Given that American soil had been attacked, we had reason to assess where else danger of attack lurked in the Muslim world. Iraq fit into a suspect category. Not only was Saddam an unusually bloody tyrant, he had attacked a neighbor, used chemical weapons on his own people, engaged in a protracted war with a another neighbor (Iran) and in the past was known to have developed chemical weapons and attempted to develop nuclear weapons. Although Iraq was an artificial creation, it had an educated middle class. The idea that Saddam could be deposed and a régime might emerge that would be a catalyst for change in the Middle East, although fraught with risks, had some strategic appeal, and if Saddam really had WMD, a successful assault had additional justification. Although an alliance between Saddam and Al Qa'ida seemed improbable, Saddam had harbored terrorists such as Abu Nidal, and had every reason to be hostile to the United States.

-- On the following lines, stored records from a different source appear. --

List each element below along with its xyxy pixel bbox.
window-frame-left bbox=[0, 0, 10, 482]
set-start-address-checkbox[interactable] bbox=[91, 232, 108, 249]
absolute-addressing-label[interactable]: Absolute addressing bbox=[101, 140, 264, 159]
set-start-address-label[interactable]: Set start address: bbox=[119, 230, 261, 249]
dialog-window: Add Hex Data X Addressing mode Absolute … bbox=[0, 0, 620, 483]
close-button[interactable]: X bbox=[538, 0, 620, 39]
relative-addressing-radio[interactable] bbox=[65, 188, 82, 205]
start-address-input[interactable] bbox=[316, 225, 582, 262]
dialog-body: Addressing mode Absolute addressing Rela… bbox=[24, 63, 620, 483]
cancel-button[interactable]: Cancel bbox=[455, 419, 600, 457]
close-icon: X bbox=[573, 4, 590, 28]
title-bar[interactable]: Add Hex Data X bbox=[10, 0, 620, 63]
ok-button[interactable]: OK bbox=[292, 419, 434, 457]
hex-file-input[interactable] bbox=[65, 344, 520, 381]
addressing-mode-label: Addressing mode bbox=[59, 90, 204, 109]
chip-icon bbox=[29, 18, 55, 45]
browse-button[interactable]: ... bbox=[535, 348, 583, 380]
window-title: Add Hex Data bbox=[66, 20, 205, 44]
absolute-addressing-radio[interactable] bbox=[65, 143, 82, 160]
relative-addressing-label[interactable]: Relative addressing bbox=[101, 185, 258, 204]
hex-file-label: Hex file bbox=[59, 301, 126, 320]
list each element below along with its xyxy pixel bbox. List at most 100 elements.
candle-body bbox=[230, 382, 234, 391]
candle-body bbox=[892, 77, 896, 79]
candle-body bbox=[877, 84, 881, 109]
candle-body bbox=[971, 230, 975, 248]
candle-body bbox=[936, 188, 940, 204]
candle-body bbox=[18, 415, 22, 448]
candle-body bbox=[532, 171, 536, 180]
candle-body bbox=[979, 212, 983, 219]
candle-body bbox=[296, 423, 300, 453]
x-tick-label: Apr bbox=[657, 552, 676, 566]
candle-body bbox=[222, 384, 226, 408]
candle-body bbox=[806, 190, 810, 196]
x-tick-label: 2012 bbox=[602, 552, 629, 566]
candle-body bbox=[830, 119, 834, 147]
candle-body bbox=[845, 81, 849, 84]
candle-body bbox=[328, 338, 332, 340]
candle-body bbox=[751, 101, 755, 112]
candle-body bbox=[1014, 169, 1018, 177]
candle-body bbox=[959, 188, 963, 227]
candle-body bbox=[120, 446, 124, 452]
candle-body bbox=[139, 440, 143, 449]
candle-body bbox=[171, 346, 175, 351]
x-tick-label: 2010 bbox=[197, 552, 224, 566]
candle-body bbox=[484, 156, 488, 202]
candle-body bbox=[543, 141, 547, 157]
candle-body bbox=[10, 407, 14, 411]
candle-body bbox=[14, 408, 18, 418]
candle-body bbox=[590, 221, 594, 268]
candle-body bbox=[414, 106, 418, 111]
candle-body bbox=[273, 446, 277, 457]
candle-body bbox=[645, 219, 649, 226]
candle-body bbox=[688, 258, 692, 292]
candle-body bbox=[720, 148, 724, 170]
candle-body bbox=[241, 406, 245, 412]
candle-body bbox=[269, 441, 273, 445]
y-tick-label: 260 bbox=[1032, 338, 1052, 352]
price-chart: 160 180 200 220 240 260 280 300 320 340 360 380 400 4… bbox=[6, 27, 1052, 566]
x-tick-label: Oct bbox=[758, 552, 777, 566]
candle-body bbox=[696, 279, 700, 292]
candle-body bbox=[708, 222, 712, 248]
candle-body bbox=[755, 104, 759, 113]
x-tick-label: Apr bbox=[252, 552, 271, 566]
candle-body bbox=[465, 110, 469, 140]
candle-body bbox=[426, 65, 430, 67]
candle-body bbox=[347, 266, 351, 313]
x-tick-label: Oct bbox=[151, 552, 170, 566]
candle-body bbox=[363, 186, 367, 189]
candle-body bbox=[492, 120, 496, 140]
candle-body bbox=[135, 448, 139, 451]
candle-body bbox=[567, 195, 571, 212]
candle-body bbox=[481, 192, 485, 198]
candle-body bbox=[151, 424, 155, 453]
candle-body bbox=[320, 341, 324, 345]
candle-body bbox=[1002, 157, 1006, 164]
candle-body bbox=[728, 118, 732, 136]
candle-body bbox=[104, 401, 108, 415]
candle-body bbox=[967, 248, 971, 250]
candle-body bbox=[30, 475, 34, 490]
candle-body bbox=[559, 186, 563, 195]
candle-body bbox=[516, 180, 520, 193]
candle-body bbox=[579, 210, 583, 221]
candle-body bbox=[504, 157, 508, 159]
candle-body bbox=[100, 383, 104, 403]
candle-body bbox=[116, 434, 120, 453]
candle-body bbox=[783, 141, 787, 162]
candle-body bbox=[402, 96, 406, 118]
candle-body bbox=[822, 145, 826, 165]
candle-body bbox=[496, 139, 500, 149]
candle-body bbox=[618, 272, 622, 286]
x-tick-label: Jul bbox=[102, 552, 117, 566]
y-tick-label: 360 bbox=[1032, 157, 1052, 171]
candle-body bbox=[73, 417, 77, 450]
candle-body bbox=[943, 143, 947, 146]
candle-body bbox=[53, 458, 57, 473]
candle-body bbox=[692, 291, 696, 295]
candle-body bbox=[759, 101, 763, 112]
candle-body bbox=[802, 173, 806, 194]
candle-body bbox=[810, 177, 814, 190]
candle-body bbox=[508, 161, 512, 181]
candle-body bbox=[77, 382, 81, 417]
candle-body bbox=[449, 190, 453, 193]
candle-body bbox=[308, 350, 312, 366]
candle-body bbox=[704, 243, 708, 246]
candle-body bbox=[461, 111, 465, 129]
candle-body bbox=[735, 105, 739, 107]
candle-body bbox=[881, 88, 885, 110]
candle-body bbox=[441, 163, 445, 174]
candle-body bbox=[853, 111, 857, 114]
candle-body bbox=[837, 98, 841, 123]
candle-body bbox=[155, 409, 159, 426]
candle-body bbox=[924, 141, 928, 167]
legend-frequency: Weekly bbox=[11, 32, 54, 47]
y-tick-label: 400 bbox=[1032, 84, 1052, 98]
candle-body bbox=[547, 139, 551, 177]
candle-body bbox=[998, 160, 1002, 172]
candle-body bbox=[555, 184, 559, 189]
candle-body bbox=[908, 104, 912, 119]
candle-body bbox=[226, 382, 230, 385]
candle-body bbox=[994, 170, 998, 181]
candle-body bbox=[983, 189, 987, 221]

All of this made me guardedly favorable to the war, in spite of my genrally skeptical view of armed utopianism and foreign entanglements not motivated by a global threat such as communism.

What few knew was that although régime change was on the lips of the war advocates, it was not thought out in the war plans. In fact, if Thomas Ricks's Fiasco is credited, Defense Secretary Rumsfeld actively discouraged such planning.

That, combined with the hyping of an Iraqi WMD program that turned out to have been abandoned, and the tenuous nature of the evidence of cooperation between Saddam and Al Qa'ida, left the only remaining justification for the invasion--the incredible brutality of Saddam's régime--weakened by the war planners' failure to answer question "What do we do now (that we've taken Baghdad)?"

Moving forward to October 2006, what is the answer to the question, "Now that we are in Iraq, what do we do next?" I haven't heard very good answers to that question from anyone.